By real datasets you mean company-specific ones? Or do you happen to have some examples that are openly available which helped you a lot?

I definitely concur with your first point, since I made the same experience, specifically when working with company-specific datasets.

From my experience one also underestimates how much time cleaning up the data takes; there are quite a few steps you need to go through before you can really start to analyze a dataset.

spaniard89277 · on Jan 8, 2021

I happen to scrape a lot of large websites (mostly forums currently) and that's messy enough to force you into learning tricks.

I didn't stumble upon into any (tabular, at least) dataset that wasn't very curated.

Keep in mind that I studied sociology, so stuff that is a given for most HN people isn't for me. I had to learn a lot of CSS (for selectors), regex (still hate it), what's OLAP and how to take advantage of it (DuckDB) and a lot of stuff I'm not even aware now.

But I remember taking courses in my Uni, and later on, with R and Python. It was interesting, but no matter how deep into the rabbit hole of weird models I learnt, it felt... IDK, shallow?

Imagine yourself pulling data out of a company ERP, with human filled data. It won't be a walk in the park, just make some logit models and call it a day. You'll spend a lot of time trying to understand what's going on.

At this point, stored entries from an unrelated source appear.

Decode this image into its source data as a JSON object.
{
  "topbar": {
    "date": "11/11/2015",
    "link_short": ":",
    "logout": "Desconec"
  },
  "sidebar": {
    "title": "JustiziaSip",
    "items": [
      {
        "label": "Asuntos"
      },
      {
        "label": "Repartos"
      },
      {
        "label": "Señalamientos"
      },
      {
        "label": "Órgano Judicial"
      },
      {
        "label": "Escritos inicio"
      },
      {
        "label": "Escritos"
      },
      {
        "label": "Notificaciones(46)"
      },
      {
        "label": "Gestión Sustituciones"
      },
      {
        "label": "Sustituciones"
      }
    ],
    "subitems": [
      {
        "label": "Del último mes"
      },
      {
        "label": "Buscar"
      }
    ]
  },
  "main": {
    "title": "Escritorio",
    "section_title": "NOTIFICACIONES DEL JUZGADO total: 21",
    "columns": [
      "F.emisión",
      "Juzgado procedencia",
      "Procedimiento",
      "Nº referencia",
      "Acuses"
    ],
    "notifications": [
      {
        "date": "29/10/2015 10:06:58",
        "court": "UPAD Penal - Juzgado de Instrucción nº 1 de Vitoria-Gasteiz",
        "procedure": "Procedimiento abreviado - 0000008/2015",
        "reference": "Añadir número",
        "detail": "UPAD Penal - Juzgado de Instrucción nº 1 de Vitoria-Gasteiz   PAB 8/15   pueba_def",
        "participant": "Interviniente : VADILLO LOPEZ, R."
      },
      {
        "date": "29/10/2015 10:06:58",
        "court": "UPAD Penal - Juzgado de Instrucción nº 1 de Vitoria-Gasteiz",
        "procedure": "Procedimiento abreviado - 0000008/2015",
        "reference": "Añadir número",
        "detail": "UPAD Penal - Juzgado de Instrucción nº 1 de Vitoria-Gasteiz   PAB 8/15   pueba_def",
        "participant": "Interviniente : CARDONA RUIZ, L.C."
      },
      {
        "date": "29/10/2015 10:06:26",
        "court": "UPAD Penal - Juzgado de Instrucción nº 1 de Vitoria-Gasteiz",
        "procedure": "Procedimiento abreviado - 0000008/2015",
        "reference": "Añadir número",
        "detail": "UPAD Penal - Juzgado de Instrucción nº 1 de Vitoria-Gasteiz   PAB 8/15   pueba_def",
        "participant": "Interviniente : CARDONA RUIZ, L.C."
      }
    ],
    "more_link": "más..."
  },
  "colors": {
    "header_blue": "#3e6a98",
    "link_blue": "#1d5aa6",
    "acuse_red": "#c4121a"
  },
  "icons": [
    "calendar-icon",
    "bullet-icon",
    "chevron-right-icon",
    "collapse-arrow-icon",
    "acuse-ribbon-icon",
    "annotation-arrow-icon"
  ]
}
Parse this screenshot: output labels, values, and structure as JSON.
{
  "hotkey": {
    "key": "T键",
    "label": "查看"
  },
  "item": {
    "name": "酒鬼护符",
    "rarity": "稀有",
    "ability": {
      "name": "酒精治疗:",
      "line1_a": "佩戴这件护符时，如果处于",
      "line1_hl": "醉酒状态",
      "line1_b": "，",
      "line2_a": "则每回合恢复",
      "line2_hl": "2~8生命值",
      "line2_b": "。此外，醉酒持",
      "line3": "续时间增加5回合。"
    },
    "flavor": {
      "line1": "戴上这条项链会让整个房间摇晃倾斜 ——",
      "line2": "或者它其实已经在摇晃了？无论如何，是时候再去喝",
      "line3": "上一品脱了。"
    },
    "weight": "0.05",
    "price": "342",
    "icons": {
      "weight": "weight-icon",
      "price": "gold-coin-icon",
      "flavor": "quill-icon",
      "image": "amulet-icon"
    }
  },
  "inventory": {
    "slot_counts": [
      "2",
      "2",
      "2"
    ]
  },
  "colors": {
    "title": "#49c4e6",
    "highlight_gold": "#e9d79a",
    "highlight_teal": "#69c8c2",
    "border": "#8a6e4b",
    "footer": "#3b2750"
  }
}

And then you perform the models or make a dashboard.

giu · on Jan 8, 2021

Thanks a lot for your reply!

Scraping websites can be quite the messy business, since some websites change their document structure more often than others.

Nonetheless, it's still a very instructive activity and you can build quite the pipeline around it (scraping multiple websites, joining datasets, efficiently storing the data, etc.).

spaniard89277 · on Jan 8, 2021

Yeah, when data piled up I had to think about how to store it, RAM, and a bunch of other things that I didn't have to consider with sample data. Specifically RAM and how to transform data without so much need of it was a concern for some time.

rohan_shah · on Jan 8, 2021

I am also currently learning to scrape forums. And I am a philosophy student. Could you point to some resources that helped you learn it better?

jmt_ · on Jan 8, 2021

Learning CSS selectors and HTML structure, inspect element and the other dev tools builtin to your browser, and something like BeautifulSoup (for static/non-JS heavy pages) and Selenium (JS and other complicated pages) is pretty key imo. My background in web dev helped me with the HTML stuff. Basically, you fire up the page in a browser, inspect element to see how you can use CSS selectors to uniquely identify that data, then using BeautifulSoup or Selenium to parse and interact with the DOM will cover most web scraping cases.

spaniard89277 · on Jan 8, 2021

Are you looking for something specific? Most tools have documentation you can bang your head against.

pmart123 · on Jan 8, 2021

This is true, but this helps build data engineering/cleaning skills, which is a different but complementary skill to modeling.